Mesa (master): radeonsi: if there's just const buffer 0, set it in place of CONST/SSBO pointer

Marek Olšák mareko at kemper.freedesktop.org
Tue Oct 17 20:03:30 UTC 2017


Module: Mesa
Branch: master
Commit: 2f4705afde707e8eb41b9414c25df91aa1ea2fb3
URL:    http://cgit.freedesktop.org/mesa/mesa/commit/?id=2f4705afde707e8eb41b9414c25df91aa1ea2fb3

Author: Marek Olšák <marek.olsak at amd.com>
Date:   Sun Oct  8 03:44:07 2017 +0200

radeonsi: if there's just const buffer 0, set it in place of CONST/SSBO pointer

SI_SGPR_CONST_AND_SHADER_BUFFERS now contains the pointer to const buffer 0
if there is no other buffer there.

Benefits:
- there is no constbuf descriptor upload and shader load

It's assumed that all constant addresses are within bounds. Non-constant
addresses are clamped against the last declared CONST variable.
This only works if the state tracker ensures the bound constant buffer
matches what the shader needs.

Once we get 32-bit pointers, we can only do this for user constant buffers
where the driver is in charge of the upload so that it can guarantee a 32-bit
address.

The real performance benefit might not be measurable.

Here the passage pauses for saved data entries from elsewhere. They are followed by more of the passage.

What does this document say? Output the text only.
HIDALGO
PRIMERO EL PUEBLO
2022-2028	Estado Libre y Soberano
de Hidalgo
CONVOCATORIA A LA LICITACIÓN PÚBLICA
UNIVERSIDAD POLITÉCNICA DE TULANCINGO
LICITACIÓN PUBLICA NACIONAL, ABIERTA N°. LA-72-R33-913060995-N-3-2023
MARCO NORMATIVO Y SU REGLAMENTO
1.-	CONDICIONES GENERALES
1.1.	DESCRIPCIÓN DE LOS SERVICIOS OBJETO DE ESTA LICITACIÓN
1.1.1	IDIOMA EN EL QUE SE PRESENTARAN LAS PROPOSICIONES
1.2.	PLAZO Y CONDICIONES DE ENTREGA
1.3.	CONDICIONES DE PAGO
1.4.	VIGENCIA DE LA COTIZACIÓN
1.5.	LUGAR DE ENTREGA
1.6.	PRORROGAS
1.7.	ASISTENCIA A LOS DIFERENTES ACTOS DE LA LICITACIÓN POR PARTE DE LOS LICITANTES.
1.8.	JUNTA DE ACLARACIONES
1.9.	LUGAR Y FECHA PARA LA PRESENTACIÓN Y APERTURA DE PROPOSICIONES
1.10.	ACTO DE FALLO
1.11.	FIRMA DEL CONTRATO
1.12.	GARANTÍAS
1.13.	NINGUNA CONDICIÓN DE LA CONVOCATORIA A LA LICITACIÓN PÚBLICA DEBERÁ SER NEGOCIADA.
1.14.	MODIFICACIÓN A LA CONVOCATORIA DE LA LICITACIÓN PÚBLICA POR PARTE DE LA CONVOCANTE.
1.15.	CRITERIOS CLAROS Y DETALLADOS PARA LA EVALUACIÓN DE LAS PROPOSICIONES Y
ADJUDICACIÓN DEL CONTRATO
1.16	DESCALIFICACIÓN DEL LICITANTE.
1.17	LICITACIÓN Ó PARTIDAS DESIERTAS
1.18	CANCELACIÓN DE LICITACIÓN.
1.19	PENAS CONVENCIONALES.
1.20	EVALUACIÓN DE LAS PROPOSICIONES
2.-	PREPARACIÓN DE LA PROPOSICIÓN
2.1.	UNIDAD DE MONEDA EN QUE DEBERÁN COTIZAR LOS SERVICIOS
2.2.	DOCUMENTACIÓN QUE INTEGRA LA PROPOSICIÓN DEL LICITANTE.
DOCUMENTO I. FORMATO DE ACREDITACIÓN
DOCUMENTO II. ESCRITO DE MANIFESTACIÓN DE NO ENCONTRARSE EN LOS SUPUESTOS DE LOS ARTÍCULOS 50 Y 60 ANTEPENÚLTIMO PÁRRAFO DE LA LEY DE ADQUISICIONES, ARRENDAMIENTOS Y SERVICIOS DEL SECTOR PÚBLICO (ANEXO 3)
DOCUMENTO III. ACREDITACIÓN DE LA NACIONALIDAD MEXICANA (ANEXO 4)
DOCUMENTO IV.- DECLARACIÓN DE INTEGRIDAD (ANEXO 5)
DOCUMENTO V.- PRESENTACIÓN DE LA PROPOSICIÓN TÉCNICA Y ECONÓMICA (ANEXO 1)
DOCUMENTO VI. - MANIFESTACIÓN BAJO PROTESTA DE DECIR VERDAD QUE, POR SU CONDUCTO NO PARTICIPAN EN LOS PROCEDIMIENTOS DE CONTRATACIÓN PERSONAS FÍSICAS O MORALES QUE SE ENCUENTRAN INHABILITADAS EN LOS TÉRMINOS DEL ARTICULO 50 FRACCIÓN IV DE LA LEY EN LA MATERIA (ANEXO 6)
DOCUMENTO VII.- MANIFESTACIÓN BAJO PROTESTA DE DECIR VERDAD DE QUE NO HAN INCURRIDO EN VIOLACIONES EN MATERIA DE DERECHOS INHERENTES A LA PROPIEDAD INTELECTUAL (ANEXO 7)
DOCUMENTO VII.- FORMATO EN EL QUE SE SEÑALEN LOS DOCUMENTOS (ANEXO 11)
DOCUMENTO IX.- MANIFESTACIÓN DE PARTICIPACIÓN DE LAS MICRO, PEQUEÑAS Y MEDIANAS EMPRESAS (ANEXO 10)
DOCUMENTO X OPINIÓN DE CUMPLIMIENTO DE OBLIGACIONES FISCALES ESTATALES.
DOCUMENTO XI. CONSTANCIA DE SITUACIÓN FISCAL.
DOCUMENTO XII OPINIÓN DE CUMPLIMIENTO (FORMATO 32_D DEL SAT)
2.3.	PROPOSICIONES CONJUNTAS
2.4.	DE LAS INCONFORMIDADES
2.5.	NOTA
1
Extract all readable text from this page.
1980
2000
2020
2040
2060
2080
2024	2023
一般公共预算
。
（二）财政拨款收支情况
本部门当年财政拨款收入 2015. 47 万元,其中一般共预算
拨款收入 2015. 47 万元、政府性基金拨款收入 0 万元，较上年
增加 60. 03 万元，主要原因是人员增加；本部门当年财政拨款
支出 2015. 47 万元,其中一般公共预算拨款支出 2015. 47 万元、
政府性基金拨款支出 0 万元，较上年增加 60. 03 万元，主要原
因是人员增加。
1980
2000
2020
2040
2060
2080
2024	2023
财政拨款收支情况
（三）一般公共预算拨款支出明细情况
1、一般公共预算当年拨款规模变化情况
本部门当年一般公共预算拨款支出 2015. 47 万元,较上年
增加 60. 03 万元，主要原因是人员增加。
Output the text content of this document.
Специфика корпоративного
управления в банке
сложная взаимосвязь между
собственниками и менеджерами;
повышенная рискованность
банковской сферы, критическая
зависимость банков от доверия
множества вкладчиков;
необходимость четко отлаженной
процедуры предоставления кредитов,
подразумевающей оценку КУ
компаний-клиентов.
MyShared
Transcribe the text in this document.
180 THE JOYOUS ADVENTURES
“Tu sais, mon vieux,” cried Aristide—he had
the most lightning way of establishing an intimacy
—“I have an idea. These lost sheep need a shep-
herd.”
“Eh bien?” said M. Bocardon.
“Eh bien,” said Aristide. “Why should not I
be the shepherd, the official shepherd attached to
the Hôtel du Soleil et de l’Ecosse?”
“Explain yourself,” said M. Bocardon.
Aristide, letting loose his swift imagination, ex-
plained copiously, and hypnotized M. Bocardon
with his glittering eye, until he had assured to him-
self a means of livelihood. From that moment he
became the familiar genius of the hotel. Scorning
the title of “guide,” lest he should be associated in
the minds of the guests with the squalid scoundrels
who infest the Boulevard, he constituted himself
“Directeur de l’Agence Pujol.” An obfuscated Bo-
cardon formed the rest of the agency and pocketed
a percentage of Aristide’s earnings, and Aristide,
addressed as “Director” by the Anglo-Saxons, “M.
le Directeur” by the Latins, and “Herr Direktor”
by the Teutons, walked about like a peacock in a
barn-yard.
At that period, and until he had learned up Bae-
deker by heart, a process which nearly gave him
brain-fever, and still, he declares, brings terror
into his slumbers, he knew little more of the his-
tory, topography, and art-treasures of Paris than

These apps get 100% theoretical benefit in all shaders (except where noted):
- antichamber
- barman arkham origins
- borderlands 2
- borderlands pre-sequel
- brutal legend
- civilization BE
- CS:GO
- deadcore
- dota 2 -- most shaders
- europa universalis
- grid autosport -- most shaders
- left 4 dead 2
- legend of grimrock
- life is strange
- payday 2
- portal
- rocket league
- serious sam 3 bfe
- talos principle
- team fortress 2
- thea
- unigine heaven
- unigine valley -- also sanctuary and tropics
- wasteland 2
- xcom: enemy unknown & enemy within
- tesseract
- unity (engine)

Changed stats only:
    SGPRS: 2059998 -> 2086238 (1.27 %)
    VGPRS: 1626888 -> 1626904 (0.00 %)
    Spilled SGPRs: 7902 -> 7865 (-0.47 %)
    Code Size: 60924520 -> 60982660 (0.10 %) bytes
    Max Waves: 374539 -> 374526 (-0.00 %)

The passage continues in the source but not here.